Sekitar 4 Km sampailah kta di pintu masuk waduk,bayar karcis masuk dahulu, setelah itu ke tempat parkir sepeda motor.Sesudah parkir, kita akan dapat menyaksikan waduk yang luas dengan air yang hijau kebiruan.
benar benar indah. Aku takjub melihat genangan air yang luas, yang berada di semacam cekungan, dengan bukit-bukit rendah yang mengelilingi genangan tersebut. Sekeliling bukti tersebut berada dalam perbatasan antara 3 kabupaten, Grobogan, Sragen, Boyolali.Aku gak tahu masuk kecamatan mana di sisi Sragen dan Boyolali.Aku sekarang di isi Grobogan.
Setelah melihat genangan air, aku baru membayangkan, dahulu desa desa yang ditenggelamkan untuk proyek tersebut. Desa yang tenggelam,kenangan yang tenggelam,tradisi yang tenggelam. Aku berpikir ini adalah sebuah kekejaman. Rakyat yang lahannya sekarang di tenggelamkan untuk waduk, sekarang hidupnya terserak, tersia-sia, miskin. Air waduk tidak bisa mereka nikmati untuk mengaliri lahan pertaniannya, karena lahan pertanian telah tenggelam.Mereka sekarang menjadi manusia yang tercabut akarnya dari lahannya, menjadi buruh atau menjadi transmigran sesuai dengan anjuran pemerintah.Tetapi apakah dengan menjadi transmigran , kehidupan di rantau di Sumatra mungkin, atau kalimantan tempat merek di tempatkan akan menjadi lebih baik..belum tentu juga..masih tanda tanya..yang jelas sekarang lahan pertanian mereka teleh tenggelam.
Setelah puas melihat , kalau perut lapar kita dapat makan ikan bakar yang banyak di jajakan di pinggir waduk. Murah, merakyat, mengenyangkan.

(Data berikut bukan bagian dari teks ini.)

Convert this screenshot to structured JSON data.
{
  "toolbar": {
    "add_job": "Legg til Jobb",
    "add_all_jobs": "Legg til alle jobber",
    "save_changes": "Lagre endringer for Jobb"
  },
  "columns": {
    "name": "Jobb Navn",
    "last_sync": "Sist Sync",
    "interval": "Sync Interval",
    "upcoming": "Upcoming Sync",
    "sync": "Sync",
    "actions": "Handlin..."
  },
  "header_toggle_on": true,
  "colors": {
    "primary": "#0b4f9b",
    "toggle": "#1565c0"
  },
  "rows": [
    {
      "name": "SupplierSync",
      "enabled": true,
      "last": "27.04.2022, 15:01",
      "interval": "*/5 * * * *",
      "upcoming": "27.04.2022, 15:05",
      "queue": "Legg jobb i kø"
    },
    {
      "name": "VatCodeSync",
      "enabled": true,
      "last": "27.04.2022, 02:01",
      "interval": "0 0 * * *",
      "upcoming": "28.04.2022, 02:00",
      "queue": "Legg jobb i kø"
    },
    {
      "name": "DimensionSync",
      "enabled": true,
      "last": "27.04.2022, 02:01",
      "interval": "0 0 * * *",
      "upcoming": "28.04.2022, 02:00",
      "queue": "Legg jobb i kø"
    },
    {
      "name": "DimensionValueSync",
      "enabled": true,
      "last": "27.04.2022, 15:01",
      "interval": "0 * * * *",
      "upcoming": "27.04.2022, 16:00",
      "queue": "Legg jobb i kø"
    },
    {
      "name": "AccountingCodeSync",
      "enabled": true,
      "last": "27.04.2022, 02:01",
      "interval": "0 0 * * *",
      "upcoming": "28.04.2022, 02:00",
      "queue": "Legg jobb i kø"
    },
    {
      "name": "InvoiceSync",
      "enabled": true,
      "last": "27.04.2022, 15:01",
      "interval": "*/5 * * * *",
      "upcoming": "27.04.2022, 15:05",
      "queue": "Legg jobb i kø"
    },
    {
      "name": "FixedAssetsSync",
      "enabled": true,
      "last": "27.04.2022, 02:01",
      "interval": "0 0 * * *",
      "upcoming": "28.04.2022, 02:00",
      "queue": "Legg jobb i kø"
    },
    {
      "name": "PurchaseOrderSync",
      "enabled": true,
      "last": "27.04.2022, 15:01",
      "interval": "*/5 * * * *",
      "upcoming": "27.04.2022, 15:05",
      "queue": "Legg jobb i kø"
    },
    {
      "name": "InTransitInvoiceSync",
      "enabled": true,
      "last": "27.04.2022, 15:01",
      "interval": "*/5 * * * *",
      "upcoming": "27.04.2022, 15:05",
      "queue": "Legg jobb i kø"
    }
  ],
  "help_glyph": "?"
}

Setelah cukup , maka aku memutuskan untuk pulang . Aku ambil jalan berbeda dari jalan datang tadi.Aku mengambil jalan ke kiri, menuju Juwangi, Boyolali, walaupun aku belum pernah tahu jalan tersebut. Sekali lagi ini menurutku adalah sebuah petualangan.
Jalan yang aku tempuh melewati hutan jati yang lebat, tapi meranggas, dengan tampilan kemiskinan di jalan terbut.Jalan yang bergelombang, aspalnya tinggal 20%, pokoknya tidak nyaman untuk di lewati. Yang membuat aku terkejut adalah pemandangan kemiskinan di sepanjang jalan. Aku menemukan banyak peminta-peminta. Aku terkejut. Aku gak membayangkan di jalan sesepi itu ada pemeinta-minta. Ada yang tua ada yang muda.Mungkin jumlahnya 20 orang lebih,tersebar di sepanjang jalan yang 10 km tersebut.
Peminta minta di tengah hutan jati. benar benar mengejutkan kemiskinan di kawasan ini. Kemiskinan karena lahan di sana memang kering, tidak bisa dialiri oleh air waduk.
Air waduk tenyata mengalir ke tempat yang jauh, Ke Purwodadi bawah, Demak, Kudus, Pati,,tidak kepada area dilingkungan waduk tersebut.Mereka tidak menikmati berlimpahnya air di waduk Kedung Ombo.Ironis.